Harold Kraft Memorial Field
- Interactive map of Harold Kraft Memorial Field
- Location: 2511 17th Avenue South, Grand Forks, North Dakota, US
- Coordinates: 47°54′05″N 97°03′49″W﻿ / ﻿47.901401°N 97.063646°W
- Owner: Grand Forks Park District
- Operator: Grand Forks Park District
- Capacity: 2,000
- Surface: FieldTurf (2011-present)
- Scoreboard: Electronic

Construction
- Renovated: 2011

Tenants
- North Dakota Fighting Hawks baseball (D-I WAC) Red River High School Red River Pilots (Expedition League 2022-2022

= Harold Kraft Memorial Field =

Baseball venue in North Dakota, US

Harold Kraft Memorial Field is a baseball venue in Grand Forks, North Dakota, United States. It was home to the North Dakota Fighting Hawks baseball team of the Western Athletic Conference in NCAA Division I. It is named for Harold Kraft, former coach of the North Dakota baseball program who revived the program in 1956 after it had been discontinued in 1921. Kraft coached the program from 1956 to 1981. It has a capacity of 2,000 spectators.

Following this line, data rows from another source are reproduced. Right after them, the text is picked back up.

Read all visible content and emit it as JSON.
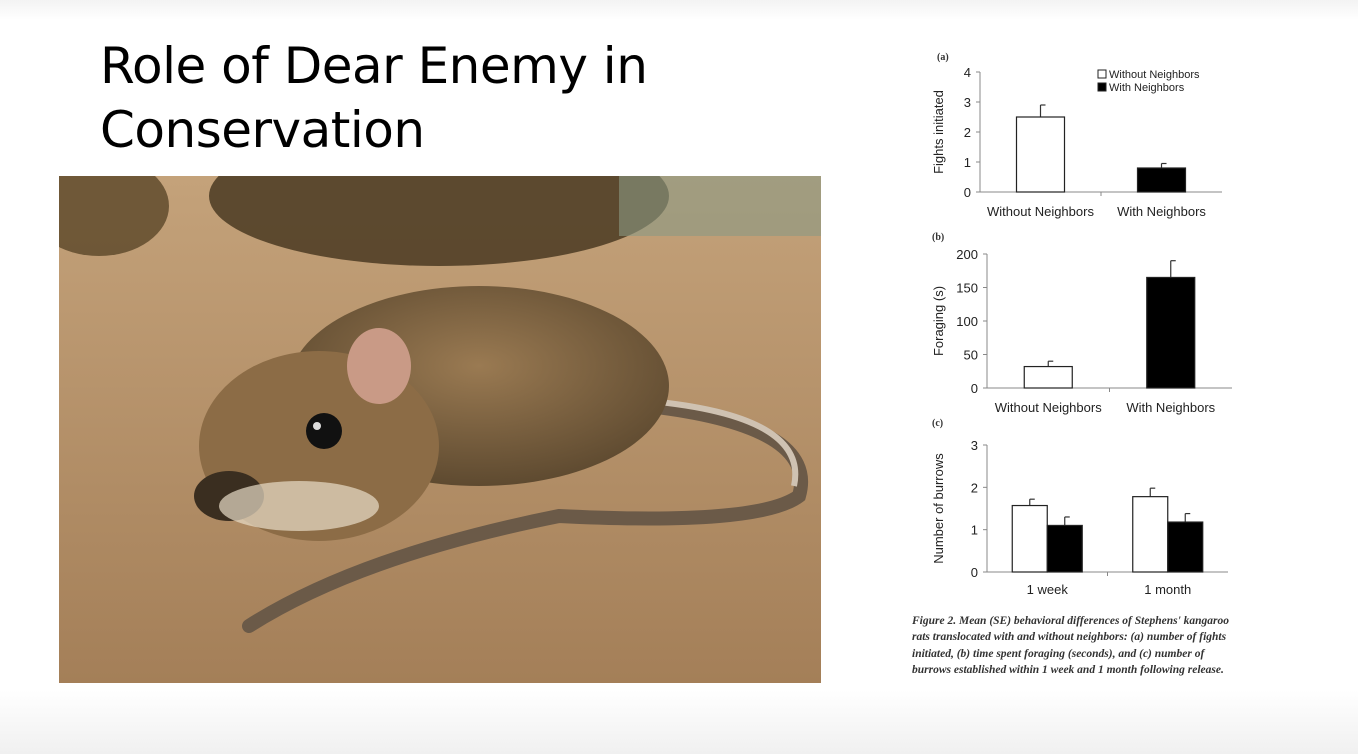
{
  "slide": {
    "title": "Role of Dear Enemy in Conservation",
    "caption": "Figure 2. Mean (SE) behavioral differences of Stephens' kangaroo rats translocated with and without neighbors: (a) number of fights initiated, (b) time spent foraging (seconds), and (c) number of burrows established within 1 week and 1 month following release."
  },
  "photo": {
    "subject": "kangaroo rat on sand"
  },
  "colors": {
    "without": "#ffffff",
    "with": "#000000"
  },
  "chart_data": [
    {
      "panel": "(a)",
      "type": "bar",
      "ylabel": "Fights initiated",
      "ylim": [
        0,
        4
      ],
      "yticks": [
        0,
        1,
        2,
        3,
        4
      ],
      "categories": [
        "Without Neighbors",
        "With Neighbors"
      ],
      "legend": {
        "position": "top-right",
        "entries": [
          "Without Neighbors",
          "With Neighbors"
        ]
      },
      "series": [
        {
          "values": [
            2.5,
            0.8
          ],
          "errors": [
            0.4,
            0.15
          ]
        }
      ],
      "bar_colors": [
        "#ffffff",
        "#000000"
      ]
    },
    {
      "panel": "(b)",
      "type": "bar",
      "ylabel": "Foraging (s)",
      "ylim": [
        0,
        200
      ],
      "yticks": [
        0,
        50,
        100,
        150,
        200
      ],
      "categories": [
        "Without Neighbors",
        "With Neighbors"
      ],
      "series": [
        {
          "values": [
            32,
            165
          ],
          "errors": [
            8,
            25
          ]
        }
      ],
      "bar_colors": [
        "#ffffff",
        "#000000"
      ]
    },
    {
      "panel": "(c)",
      "type": "bar",
      "ylabel": "Number of burrows",
      "ylim": [
        0,
        3
      ],
      "yticks": [
        0,
        1,
        2,
        3
      ],
      "categories": [
        "1 week",
        "1 month"
      ],
      "series": [
        {
          "values": [
            1.57,
            1.78
          ],
          "errors": [
            0.15,
            0.2
          ],
          "color": "#ffffff"
        },
        {
          "values": [
            1.1,
            1.18
          ],
          "errors": [
            0.2,
            0.2
          ],
          "color": "#000000"
        }
      ]
    }
  ]
}
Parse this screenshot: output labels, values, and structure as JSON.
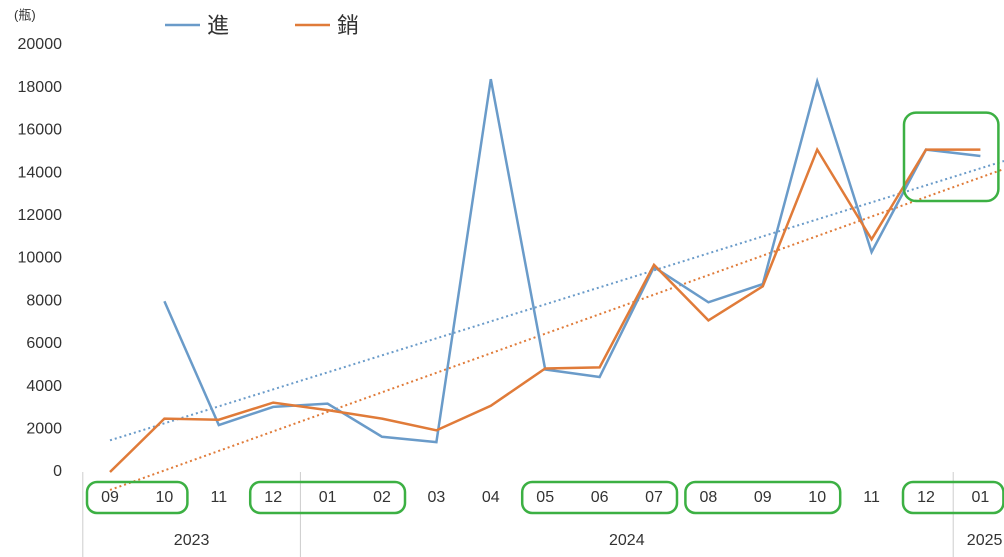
{
  "chart_data": {
    "type": "line",
    "y_label": "(瓶)",
    "categories": [
      "09",
      "10",
      "11",
      "12",
      "01",
      "02",
      "03",
      "04",
      "05",
      "06",
      "07",
      "08",
      "09",
      "10",
      "11",
      "12",
      "01"
    ],
    "x_groups": [
      {
        "label": "2023",
        "count": 4
      },
      {
        "label": "2024",
        "count": 12
      },
      {
        "label": "2025",
        "count": 1
      }
    ],
    "series": [
      {
        "name": "進",
        "color": "#6a9bc9",
        "values": [
          null,
          8000,
          2200,
          3050,
          3200,
          1650,
          1400,
          18400,
          4800,
          4450,
          9600,
          7950,
          8800,
          18300,
          10300,
          15100,
          14800
        ]
      },
      {
        "name": "銷",
        "color": "#e07b39",
        "values": [
          0,
          2500,
          2450,
          3250,
          2900,
          2500,
          1950,
          3100,
          4850,
          4900,
          9700,
          7100,
          8700,
          15100,
          10900,
          15100,
          15100
        ]
      }
    ],
    "ylim": [
      0,
      20000
    ],
    "yticks": [
      0,
      2000,
      4000,
      6000,
      8000,
      10000,
      12000,
      14000,
      16000,
      18000,
      20000
    ],
    "grid": false,
    "trendline": true,
    "legend": "top",
    "highlight_color": "#3cb043",
    "highlight_categories": [
      [
        0,
        1
      ],
      [
        3,
        5
      ],
      [
        8,
        10
      ],
      [
        11,
        13
      ],
      [
        15,
        16
      ]
    ],
    "highlight_points": [
      15,
      16
    ]
  }
}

On April 12, 2016, the University of North Dakota announced it will be dropping its baseball program after the 2016 season due to budget cuts.

== Features ==
A FieldTurf surface was installed in 2011, allowing for play in a wider range of weather conditions. The venue also features dugouts, bullpens, batting cages, and evergreen trees lining the outfield fence. Its seating areas include a main grandstand behind home plate, bleachers down the first base line, and a viewing deck down the third base line. It also has a press box, restrooms, and concessions.

Kraft Field, 1996

Kraft Field, 1996

== Other uses ==
2021 will see the debut of the Expedition League at Kraft Field, as the Wheat City Whiskey Jacks from Brandon, Manitoba will be relocated due to the border closure.

In addition to North Dakota baseball, the field has hosted the 2011 Great West Conference baseball tournament and the 1992 and 2004 North Central Conference Baseball Tournament. The baseball teams of Red River High School, next to whose campus the field is located, and Grand Forks Central High School also uses the field.